«In relazione al comunicato “L’altra verità” apparso sulla stampa, ritengo doveroso ed obbligato dal ruolo di Presidente del Consiglio comunale, che a tutt’oggi rivesto, inviarvi delle precisazioni per non vanificare ciò che in questi tre anni e mezzo mi sono impegnata a fare: affrontare i compiti istituzionali e i problemi politici nel modo più equilibrato possibile, tentando sempre di sanare, e non incentivare, conflitti sterili e deleteri per il bene della collettività». Così il presidente del consiglio comunale Carmela Peschechera intende chiarire la sua posizione circa il contenuto della nota congiunta apparsa ieri a firma sua, della consigliera Rosa Cascella e del consigliere Nicola Ruta e riguardante gli accesi diverbi avvenuti lunedì sera tra i consiglieri Caracciolo e Damato e tra i consiglieri Ventura e Francabandiera.

«Ho espresso questo mio pensiero e le mie perplessità su quella nota a coloro che, nella tarda mattinata di ieri, mentre uscivo da una animata ennesima conferenza dei Capigruppo, hanno inteso coinvolgermi negli strascichi di un episodio a cui ho assistito e per il quale provo un profondo senso di vergogna.

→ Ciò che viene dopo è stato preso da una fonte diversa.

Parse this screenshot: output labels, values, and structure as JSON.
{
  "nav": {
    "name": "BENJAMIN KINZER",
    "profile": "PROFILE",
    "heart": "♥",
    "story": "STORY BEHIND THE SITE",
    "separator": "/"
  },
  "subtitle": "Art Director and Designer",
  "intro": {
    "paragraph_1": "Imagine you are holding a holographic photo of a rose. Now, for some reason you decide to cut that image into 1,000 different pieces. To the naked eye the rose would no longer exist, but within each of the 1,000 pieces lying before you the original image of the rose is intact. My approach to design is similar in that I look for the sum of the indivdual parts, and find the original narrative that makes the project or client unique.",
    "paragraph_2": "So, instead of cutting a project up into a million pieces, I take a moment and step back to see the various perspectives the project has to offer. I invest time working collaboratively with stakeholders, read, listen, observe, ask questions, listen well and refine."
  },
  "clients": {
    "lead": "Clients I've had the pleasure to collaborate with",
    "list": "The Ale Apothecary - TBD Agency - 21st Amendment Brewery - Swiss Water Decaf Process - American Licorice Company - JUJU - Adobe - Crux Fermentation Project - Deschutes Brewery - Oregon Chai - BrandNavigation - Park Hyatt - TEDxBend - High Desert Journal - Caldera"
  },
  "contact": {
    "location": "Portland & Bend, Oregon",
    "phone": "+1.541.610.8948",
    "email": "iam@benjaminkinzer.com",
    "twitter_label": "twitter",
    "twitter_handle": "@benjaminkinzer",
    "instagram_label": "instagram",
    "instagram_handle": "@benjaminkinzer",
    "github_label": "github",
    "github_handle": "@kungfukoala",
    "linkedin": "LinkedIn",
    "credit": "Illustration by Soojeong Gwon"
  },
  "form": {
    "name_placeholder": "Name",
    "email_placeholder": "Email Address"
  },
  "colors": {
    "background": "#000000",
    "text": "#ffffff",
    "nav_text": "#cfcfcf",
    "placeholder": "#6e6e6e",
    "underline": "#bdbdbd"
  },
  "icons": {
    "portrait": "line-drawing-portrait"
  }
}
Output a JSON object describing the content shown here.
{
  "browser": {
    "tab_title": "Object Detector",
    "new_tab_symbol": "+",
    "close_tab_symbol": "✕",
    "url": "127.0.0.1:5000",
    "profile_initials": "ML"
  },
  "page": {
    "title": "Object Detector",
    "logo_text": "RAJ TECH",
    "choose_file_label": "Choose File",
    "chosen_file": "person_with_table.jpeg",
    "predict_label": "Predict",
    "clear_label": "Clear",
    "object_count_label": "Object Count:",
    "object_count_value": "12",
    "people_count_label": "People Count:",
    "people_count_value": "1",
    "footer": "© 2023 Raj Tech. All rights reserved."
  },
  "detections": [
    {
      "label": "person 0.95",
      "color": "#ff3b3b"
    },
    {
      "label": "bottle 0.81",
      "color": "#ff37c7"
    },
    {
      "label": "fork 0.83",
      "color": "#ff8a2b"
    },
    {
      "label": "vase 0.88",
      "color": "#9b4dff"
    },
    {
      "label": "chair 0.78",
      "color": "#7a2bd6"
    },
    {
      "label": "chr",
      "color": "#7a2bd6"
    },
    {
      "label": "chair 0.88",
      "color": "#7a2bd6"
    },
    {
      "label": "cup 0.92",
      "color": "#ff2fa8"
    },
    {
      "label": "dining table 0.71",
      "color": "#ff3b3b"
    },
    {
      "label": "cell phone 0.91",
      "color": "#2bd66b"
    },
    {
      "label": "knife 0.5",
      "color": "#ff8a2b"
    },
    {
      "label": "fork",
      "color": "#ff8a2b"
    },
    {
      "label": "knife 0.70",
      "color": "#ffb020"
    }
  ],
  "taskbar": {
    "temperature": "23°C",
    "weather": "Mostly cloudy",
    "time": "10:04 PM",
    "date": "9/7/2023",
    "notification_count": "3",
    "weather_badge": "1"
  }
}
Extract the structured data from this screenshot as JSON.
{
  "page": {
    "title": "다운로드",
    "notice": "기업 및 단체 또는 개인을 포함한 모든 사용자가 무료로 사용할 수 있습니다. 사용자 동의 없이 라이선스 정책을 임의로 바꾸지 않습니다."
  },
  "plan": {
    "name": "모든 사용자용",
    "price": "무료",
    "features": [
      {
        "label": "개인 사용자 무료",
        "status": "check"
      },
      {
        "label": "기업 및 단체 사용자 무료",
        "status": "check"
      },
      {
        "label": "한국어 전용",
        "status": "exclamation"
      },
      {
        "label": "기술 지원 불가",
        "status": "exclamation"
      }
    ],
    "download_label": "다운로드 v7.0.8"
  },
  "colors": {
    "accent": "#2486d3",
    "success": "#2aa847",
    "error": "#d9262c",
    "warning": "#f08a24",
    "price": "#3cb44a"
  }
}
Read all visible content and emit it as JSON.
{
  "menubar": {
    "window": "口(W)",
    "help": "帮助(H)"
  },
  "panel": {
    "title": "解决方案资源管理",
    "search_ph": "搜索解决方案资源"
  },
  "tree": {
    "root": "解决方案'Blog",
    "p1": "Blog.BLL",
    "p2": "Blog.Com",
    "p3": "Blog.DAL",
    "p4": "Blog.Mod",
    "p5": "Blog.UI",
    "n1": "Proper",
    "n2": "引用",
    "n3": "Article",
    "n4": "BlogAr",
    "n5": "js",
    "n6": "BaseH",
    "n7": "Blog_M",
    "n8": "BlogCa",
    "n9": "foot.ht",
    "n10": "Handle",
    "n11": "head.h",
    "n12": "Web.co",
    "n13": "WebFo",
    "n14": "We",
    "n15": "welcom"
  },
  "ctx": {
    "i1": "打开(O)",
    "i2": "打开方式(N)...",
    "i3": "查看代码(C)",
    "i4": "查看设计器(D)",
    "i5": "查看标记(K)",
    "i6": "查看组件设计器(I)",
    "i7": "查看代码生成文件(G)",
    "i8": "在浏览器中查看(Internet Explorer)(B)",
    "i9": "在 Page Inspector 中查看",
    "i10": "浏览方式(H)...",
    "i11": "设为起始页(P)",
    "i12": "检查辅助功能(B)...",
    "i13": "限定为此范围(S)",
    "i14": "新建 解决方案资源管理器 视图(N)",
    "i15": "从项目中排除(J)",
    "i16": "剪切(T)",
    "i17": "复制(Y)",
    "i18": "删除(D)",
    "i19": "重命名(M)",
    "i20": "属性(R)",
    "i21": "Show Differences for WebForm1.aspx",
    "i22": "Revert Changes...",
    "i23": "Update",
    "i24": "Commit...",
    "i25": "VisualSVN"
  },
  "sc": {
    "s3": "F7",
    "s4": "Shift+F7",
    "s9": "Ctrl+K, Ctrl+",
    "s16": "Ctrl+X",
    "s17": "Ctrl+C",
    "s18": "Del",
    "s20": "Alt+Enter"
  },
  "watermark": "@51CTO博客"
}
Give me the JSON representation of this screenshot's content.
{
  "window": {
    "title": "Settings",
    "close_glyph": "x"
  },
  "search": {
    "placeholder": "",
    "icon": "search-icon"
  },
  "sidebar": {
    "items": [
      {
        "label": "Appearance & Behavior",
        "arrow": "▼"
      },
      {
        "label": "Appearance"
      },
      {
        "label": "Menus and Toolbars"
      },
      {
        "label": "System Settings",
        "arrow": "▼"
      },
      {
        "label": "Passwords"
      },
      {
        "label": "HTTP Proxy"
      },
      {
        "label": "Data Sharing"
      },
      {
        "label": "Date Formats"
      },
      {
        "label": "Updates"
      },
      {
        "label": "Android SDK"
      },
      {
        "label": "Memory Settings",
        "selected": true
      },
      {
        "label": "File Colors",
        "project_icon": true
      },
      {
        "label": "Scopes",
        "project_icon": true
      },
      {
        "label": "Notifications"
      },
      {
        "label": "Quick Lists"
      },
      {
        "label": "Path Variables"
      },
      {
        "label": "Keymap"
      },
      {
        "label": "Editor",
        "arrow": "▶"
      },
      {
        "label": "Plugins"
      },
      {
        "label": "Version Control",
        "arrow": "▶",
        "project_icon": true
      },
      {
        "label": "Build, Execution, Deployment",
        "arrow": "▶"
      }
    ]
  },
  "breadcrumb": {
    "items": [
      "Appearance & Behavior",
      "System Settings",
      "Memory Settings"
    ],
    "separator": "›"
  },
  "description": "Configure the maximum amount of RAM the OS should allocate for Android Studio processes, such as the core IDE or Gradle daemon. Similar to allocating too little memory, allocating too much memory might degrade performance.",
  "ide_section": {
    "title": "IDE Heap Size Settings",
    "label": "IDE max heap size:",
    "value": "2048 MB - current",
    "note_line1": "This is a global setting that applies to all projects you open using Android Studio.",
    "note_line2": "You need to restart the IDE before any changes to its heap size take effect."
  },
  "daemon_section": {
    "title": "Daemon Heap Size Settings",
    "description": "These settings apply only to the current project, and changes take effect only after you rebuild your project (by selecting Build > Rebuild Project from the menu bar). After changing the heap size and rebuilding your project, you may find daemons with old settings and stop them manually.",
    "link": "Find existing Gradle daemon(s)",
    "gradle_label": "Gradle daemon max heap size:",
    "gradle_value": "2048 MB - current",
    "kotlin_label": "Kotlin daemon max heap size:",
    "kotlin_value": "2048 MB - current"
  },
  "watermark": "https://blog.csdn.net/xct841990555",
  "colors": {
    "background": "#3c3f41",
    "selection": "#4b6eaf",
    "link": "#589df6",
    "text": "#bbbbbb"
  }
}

Quello che è accaduto, infatti, in sala giunta la sera del 19/12/2016, è stato uno sgradevolissimo confronto fra consiglieri e consigliere di maggioranza, eccessivamente animato e maleducato e perciò totalmente da condannare così come avrebbero dovuto essere condannati anche tutti gli altri episodi simili accaduti in precedenza ma taciuti.

Quando la dialettica politica diventa lite e offesa personale non è più politica. Questo dovrebbe essere il primo punto su cui riflettere seriamente e velocemente traendone tutte le conseguenze ed adottando provvedimenti necessari, anche drastici, purché utili ai cittadini e alla città».